Complotdenkers worden soms ervan beschuldigd irrationeel te zijn, er inconsistente ideeën op na te houden of niet logisch te denken. Anderen bestrijden dat. Ritterfeld vergelijkt de complottheorie met Hannah Arends ‘ideologie’, een logische theorie die gebaseerd is op een basis-idee, waaruit alles verklaard wordt. Volgens Ritterfeld is de basis-idee van de complotdenker “dat er een complot aan het werk is“. Bijvoorbeeld: een groep rijke mensen wil de macht over de mensen in het vrije westen veroveren door ze in te enten met een vaccin en daarom hebben ze een pandemie in het leven geroepen. De complottheorie biedt houvast aan de gelover omdat het een verklaring biedt voor wat zich in het leven voor doet en zo bescherming biedt voor twijfel en onzekerheid. Daarin komen ze overeen met een religie.

Een patiënt kan goede redenen hebben om niet alles wat een medicus zegt te geloven. Maar op het moment dat hij of zij de medicus ervan verdenkt omgepraat te zijn en tot een complot te behoren telkens wanneer deze met bewijsmateriaal komt dat tegen de mening van de patiënt ingaat dan is er sprake van een complotdenker.

Het is goed om even stil te staan bij het gebruik van ‘logisch’ en ‘logica’. De logica gaat over hoe we moeten redeneren om tot ware conclusies, begrip, te komen. Psychologen bestuderen hoe mensen feitelijk denken en proberen dat te begrijpen. Als de psycholoog de patiënt denkt te begrijpen vindt hij diens gedrag misschien ‘ook wel logisch’. Het is bekend dat mensen niet altijd denken zoals de logica voorschrijft. “De logica is het immuunsysteem van de geest’, zegt logicus en filosoof Johan van Benthem, door zijn studenten wel “the god of logic” genoemd, in een interview met Maarten Keulemans in de Volkskrant ter gelegenheid van zijn afscheid aan de UvA (27-09-2014). Kortsluitingen zijn volgens hem slechts tijdelijk. “Mensen zijn voor rede vatbaar.” is de grondhouding van deze optimist.

We denken in algemene begrippen, die we aanduiden met woorden als: mens, man, vrouw, dier, plant, wetenschapper, complotdenker. We delen de werkelijkheid in categorieën in op grond van onze ervaring. Dit is een man, dit is een dier en dit is een plant, en kennen daar eigenschappen aan toe. Zonder zo’n ordening is er geen denken.

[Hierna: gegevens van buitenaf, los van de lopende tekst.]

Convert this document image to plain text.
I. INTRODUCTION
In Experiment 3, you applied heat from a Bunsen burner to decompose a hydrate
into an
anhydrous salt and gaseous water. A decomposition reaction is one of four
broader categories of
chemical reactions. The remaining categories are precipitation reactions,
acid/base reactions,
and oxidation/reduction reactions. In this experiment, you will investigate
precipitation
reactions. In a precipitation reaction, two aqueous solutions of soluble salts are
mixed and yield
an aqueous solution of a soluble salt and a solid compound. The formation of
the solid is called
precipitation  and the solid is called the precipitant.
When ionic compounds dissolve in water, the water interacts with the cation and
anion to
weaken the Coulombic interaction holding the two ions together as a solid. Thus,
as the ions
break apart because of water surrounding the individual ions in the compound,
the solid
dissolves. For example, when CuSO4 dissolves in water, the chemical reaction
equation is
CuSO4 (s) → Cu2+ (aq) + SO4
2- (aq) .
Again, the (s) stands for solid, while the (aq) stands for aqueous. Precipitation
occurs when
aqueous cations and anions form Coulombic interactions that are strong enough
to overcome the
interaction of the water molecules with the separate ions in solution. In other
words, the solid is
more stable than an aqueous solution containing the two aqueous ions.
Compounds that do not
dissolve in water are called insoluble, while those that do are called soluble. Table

Maar hoe herken je nu de complotdenker? Is die wel voor rede vatbaar? Dan hebben we het over de inhoud, de waarheidswaarde van zijn denkbeelden. Niet over hoe we zijn wijze van denken kunnen begrijpen, wat daar de logica van is. We zouden willen dat er een methode was, een algemene techniek die ons helpt de ‘kortsluitingen’ van de geest op te sporen. Napolitano levert die niet.

“Only when we look closely at the dynamics of the dismissal of counter-evidence it becomes apparent that conspiracy theorists can only maintain the internal coherence of their theories by not being adequately responsive to the evidence—either by adopting a poor, indeterminate explanation of the evidence, or by adopting a more specific hypothesis but failing to respond to new evidence.” (Napolitano p.25).

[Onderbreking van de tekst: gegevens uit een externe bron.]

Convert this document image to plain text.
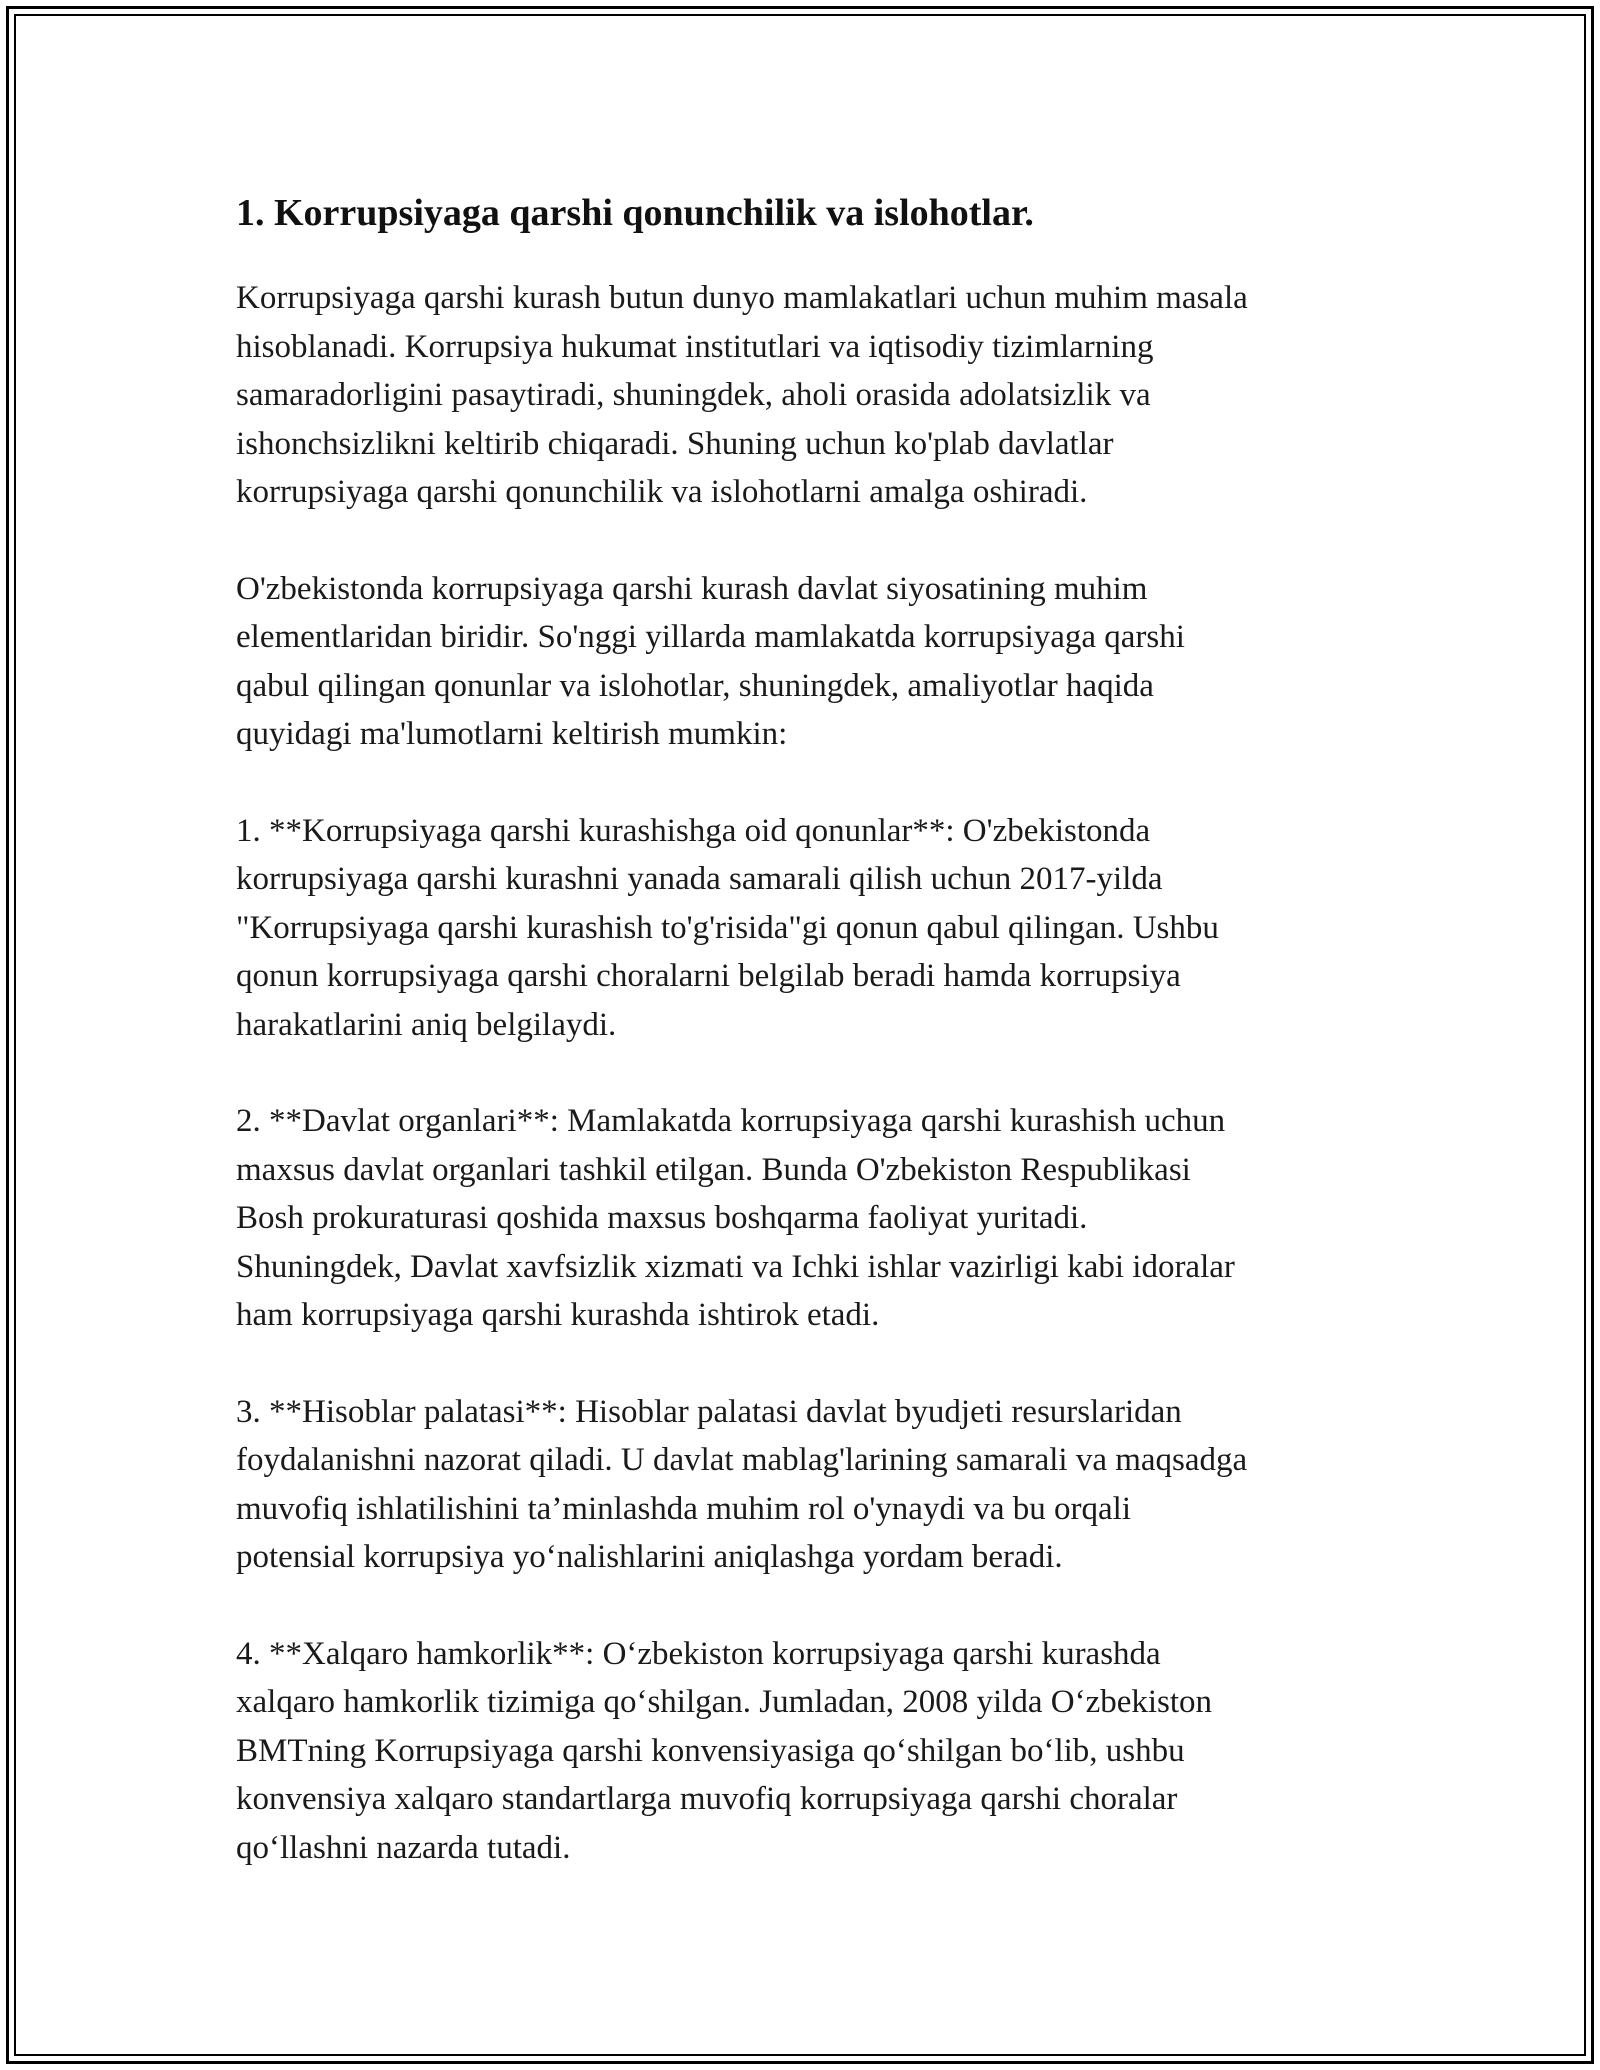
1. Korrupsiyaga qarshi qonunchilik va islohotlar.

Korrupsiyaga qarshi kurash butun dunyo mamlakatlari uchun muhim masala
hisoblanadi. Korrupsiya hukumat institutlari va iqtisodiy tizimlarning
samaradorligini pasaytiradi, shuningdek, aholi orasida adolatsizlik va
ishonchsizlikni keltirib chiqaradi. Shuning uchun ko'plab davlatlar
korrupsiyaga qarshi qonunchilik va islohotlarni amalga oshiradi.

O'zbekistonda korrupsiyaga qarshi kurash davlat siyosatining muhim
elementlaridan biridir. So'nggi yillarda mamlakatda korrupsiyaga qarshi
qabul qilingan qonunlar va islohotlar, shuningdek, amaliyotlar haqida
quyidagi ma'lumotlarni keltirish mumkin:

1. **Korrupsiyaga qarshi kurashishga oid qonunlar**: O'zbekistonda
korrupsiyaga qarshi kurashni yanada samarali qilish uchun 2017-yilda
"Korrupsiyaga qarshi kurashish to'g'risida"gi qonun qabul qilingan. Ushbu
qonun korrupsiyaga qarshi choralarni belgilab beradi hamda korrupsiya
harakatlarini aniq belgilaydi.

2. **Davlat organlari**: Mamlakatda korrupsiyaga qarshi kurashish uchun
maxsus davlat organlari tashkil etilgan. Bunda O'zbekiston Respublikasi
Bosh prokuraturasi qoshida maxsus boshqarma faoliyat yuritadi.
Shuningdek, Davlat xavfsizlik xizmati va Ichki ishlar vazirligi kabi idoralar
ham korrupsiyaga qarshi kurashda ishtirok etadi.

3. **Hisoblar palatasi**: Hisoblar palatasi davlat byudjeti resurslaridan
foydalanishni nazorat qiladi. U davlat mablag'larining samarali va maqsadga
muvofiq ishlatilishini ta’minlashda muhim rol o'ynaydi va bu orqali
potensial korrupsiya yo‘nalishlarini aniqlashga yordam beradi.

4. **Xalqaro hamkorlik**: O‘zbekiston korrupsiyaga qarshi kurashda
xalqaro hamkorlik tizimiga qo‘shilgan. Jumladan, 2008 yilda O‘zbekiston
BMTning Korrupsiyaga qarshi konvensiyasiga qo‘shilgan bo‘lib, ushbu
konvensiya xalqaro standartlarga muvofiq korrupsiyaga qarshi choralar
qo‘llashni nazarda tutadi.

Maar wie maakt uit wat ‘adequately responsive’ is? Is ‘de wetenschapper’ niet ook partijdig? Moeten we niet het idee loslaten dat er een algemene methode, een techniek, zou bestaan waarmee we kunnen bepalen wie de waarheid spreekt en wie niet? Wetenschappers hebben lange tijd gedacht dat zo’n objectieve methode bestaat. De rechtsgeleerde, wiskundige en filosoof Leibniz ontwierp een calculus, een taal waarin de standpunten van tegenstrijdige partijen konden worden gerepresenteerd. Zijn idee was dat op die manier uitgerekend kon worden wie er gelijk had in een rechtszaak. Calculemus! In zijn taal is het mogelijk aan te geven hoeveel geloof een partij hecht aan een bepaalde bewering en op grond van welke feiten.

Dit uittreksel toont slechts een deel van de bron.